What I really think is nuts is not so much the secession part (although for some reason that just pisses me off to no end) the part that is well and truly just bozo bonkers is the part of politicians like that schmuck using it to further his political ends. Even though everyone is still being represented in the government and who is being oppressed so badly that bozo needs to inflame everyone with his rhetoric? Right when everything is starting to look a little better, you have people like him and his "win by any means possible" thinking.
Perry is about to be in the fight of his life in the Republican Primary for Govenor against one of our Senators, Kay Bailee Hutchison. He's doing everything in his power to make him seem like a 'state guy' and her a 'federal pawn.' Distasteful, but expected.
I didn't really see this "different country" when I visited Texas. Maybe I'm just used to the desert and ocean or something but the people there seemed no different than the people who lived in California, with a few exceptions.
It's not about the landscape, it's about the attitude. I'll agree that with the massive influx of people from other states over the past 30 years, the state identity isn't as strong as it used be, but it is still there.
My question to you is: What direction is too much? Changing the health care system so it makes sense? Changing the military so it makes sense? Changing our foriegn policy so it makes sense? What part is too much and how does it affect your daily life? Everyone is being represented in the government. There is taxation WITH representation.
It comes down to perception more than anything else. People are feeling the economic pinch and during this, many are seeing their taxes raised and the taxes they pay being put towards what they perceive as corporate welfare (TARP, etc) as well as wasted through various other programs.
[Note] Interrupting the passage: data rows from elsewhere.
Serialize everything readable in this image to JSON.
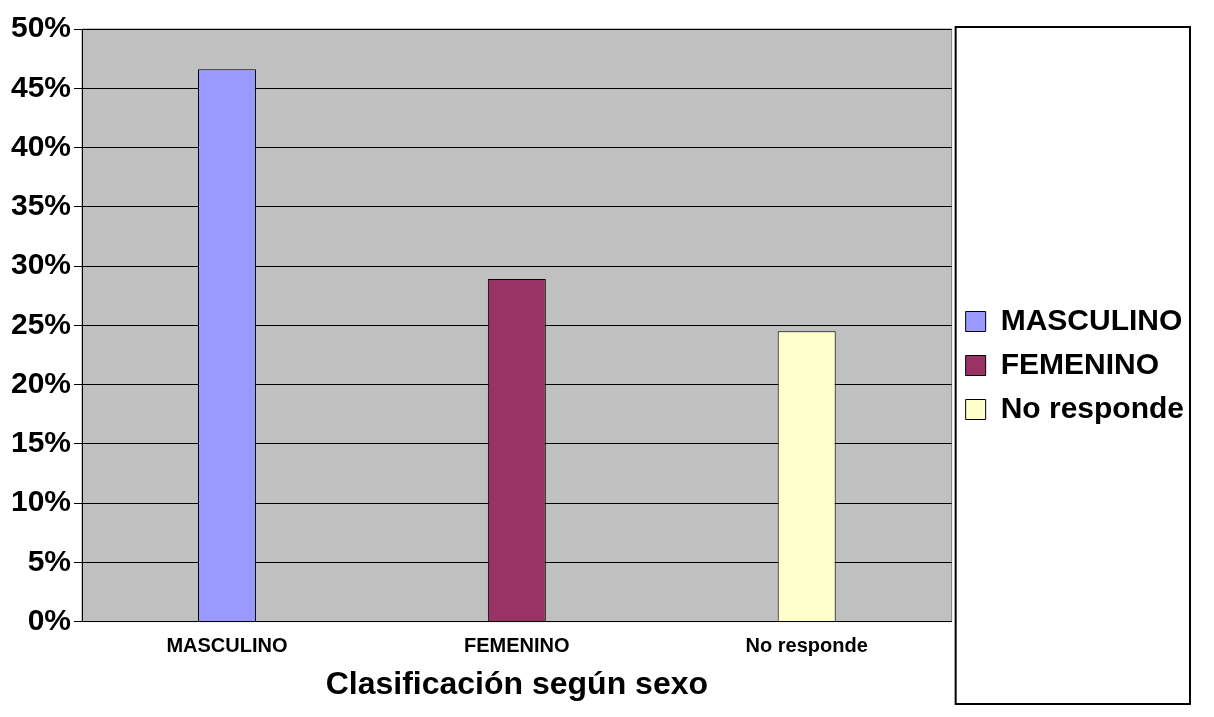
{
  "chart_data": {
    "type": "bar",
    "xlabel": "Clasificación según sexo",
    "categories": [
      "MASCULINO",
      "FEMENINO",
      "No responde"
    ],
    "series": [
      {
        "name": "MASCULINO",
        "color": "#9999ff",
        "values": [
          46.6,
          null,
          null
        ]
      },
      {
        "name": "FEMENINO",
        "color": "#993366",
        "values": [
          null,
          28.9,
          null
        ]
      },
      {
        "name": "No responde",
        "color": "#ffffcc",
        "values": [
          null,
          null,
          24.5
        ]
      }
    ],
    "ylim": [
      0,
      50
    ],
    "yticks": [
      {
        "value": 0,
        "label": "0%"
      },
      {
        "value": 5,
        "label": "5%"
      },
      {
        "value": 10,
        "label": "10%"
      },
      {
        "value": 15,
        "label": "15%"
      },
      {
        "value": 20,
        "label": "20%"
      },
      {
        "value": 25,
        "label": "25%"
      },
      {
        "value": 30,
        "label": "30%"
      },
      {
        "value": 35,
        "label": "35%"
      },
      {
        "value": 40,
        "label": "40%"
      },
      {
        "value": 45,
        "label": "45%"
      },
      {
        "value": 50,
        "label": "50%"
      }
    ],
    "grid": "y",
    "legend": "right"
  }
}
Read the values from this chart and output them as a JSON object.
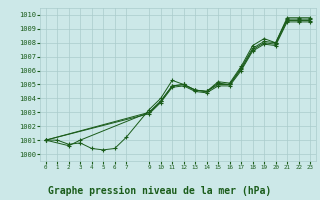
{
  "background_color": "#cce8e8",
  "grid_color": "#aacccc",
  "line_color": "#1a5c1a",
  "marker_color": "#1a5c1a",
  "xlabel": "Graphe pression niveau de la mer (hPa)",
  "xlabel_fontsize": 7,
  "ylabel_values": [
    1000,
    1001,
    1002,
    1003,
    1004,
    1005,
    1006,
    1007,
    1008,
    1009,
    1010
  ],
  "xlim": [
    -0.5,
    23.5
  ],
  "ylim": [
    999.5,
    1010.5
  ],
  "x_ticks": [
    0,
    1,
    2,
    3,
    4,
    5,
    6,
    7,
    9,
    10,
    11,
    12,
    13,
    14,
    15,
    16,
    17,
    18,
    19,
    20,
    21,
    22,
    23
  ],
  "series1_x": [
    0,
    1,
    2,
    3,
    4,
    5,
    6,
    7,
    9,
    10,
    11,
    12,
    13,
    14,
    15,
    16,
    17,
    18,
    19,
    20,
    21,
    22,
    23
  ],
  "series1_y": [
    1001.0,
    1001.0,
    1000.7,
    1000.8,
    1000.4,
    1000.3,
    1000.4,
    1001.2,
    1003.2,
    1004.0,
    1005.3,
    1005.0,
    1004.6,
    1004.5,
    1005.2,
    1005.1,
    1006.3,
    1007.8,
    1008.3,
    1008.0,
    1009.8,
    1009.8,
    1009.8
  ],
  "series2_x": [
    0,
    2,
    3,
    9,
    10,
    11,
    12,
    13,
    14,
    15,
    16,
    17,
    18,
    19,
    20,
    21,
    22,
    23
  ],
  "series2_y": [
    1001.0,
    1000.6,
    1001.0,
    1003.0,
    1003.8,
    1004.9,
    1005.0,
    1004.6,
    1004.5,
    1005.1,
    1005.0,
    1006.2,
    1007.6,
    1008.1,
    1008.0,
    1009.7,
    1009.7,
    1009.7
  ],
  "series3_x": [
    0,
    9,
    10,
    11,
    12,
    13,
    14,
    15,
    16,
    17,
    18,
    19,
    20,
    21,
    22,
    23
  ],
  "series3_y": [
    1001.0,
    1003.0,
    1003.8,
    1004.9,
    1005.0,
    1004.6,
    1004.5,
    1005.0,
    1005.0,
    1006.1,
    1007.5,
    1008.0,
    1007.9,
    1009.6,
    1009.6,
    1009.6
  ],
  "series4_x": [
    0,
    9,
    10,
    11,
    12,
    13,
    14,
    15,
    16,
    17,
    18,
    19,
    20,
    21,
    22,
    23
  ],
  "series4_y": [
    1001.0,
    1002.9,
    1003.7,
    1004.8,
    1004.9,
    1004.5,
    1004.4,
    1004.9,
    1004.9,
    1006.0,
    1007.4,
    1007.9,
    1007.8,
    1009.5,
    1009.5,
    1009.5
  ]
}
The biggest problem with healthcare reforms is that while we all want reforms that make sense, most of the people that have decent healthcare are scared shitless(myself included) that 1) our costs will go up (while others' costs may go down) and/or 2) our quality of care will decrease.
There's also real fear about the government taking on a level of debt that literally could cause an eventual default. I was too young in the 80's to know what people were saying back then, but I know a lot of people that feel like we were already over extended before Obama came into office and now with his trillion dollar deficit we're going past the point of no return.
Top that off with the growing pessimism of paying into a fundamentally flawed social security system that is accruing payment obligations that it can't possibly handle without a major change to benefit structure (which no politician will touch) or a huge jump in taxation, and you've got a lot of people generally worried about what Washington is doing.
It's really about the money. We don't like sending it to Washington in the first place and we like it even less when we perceive that it is being spent frivolously, especially in an economic downturn.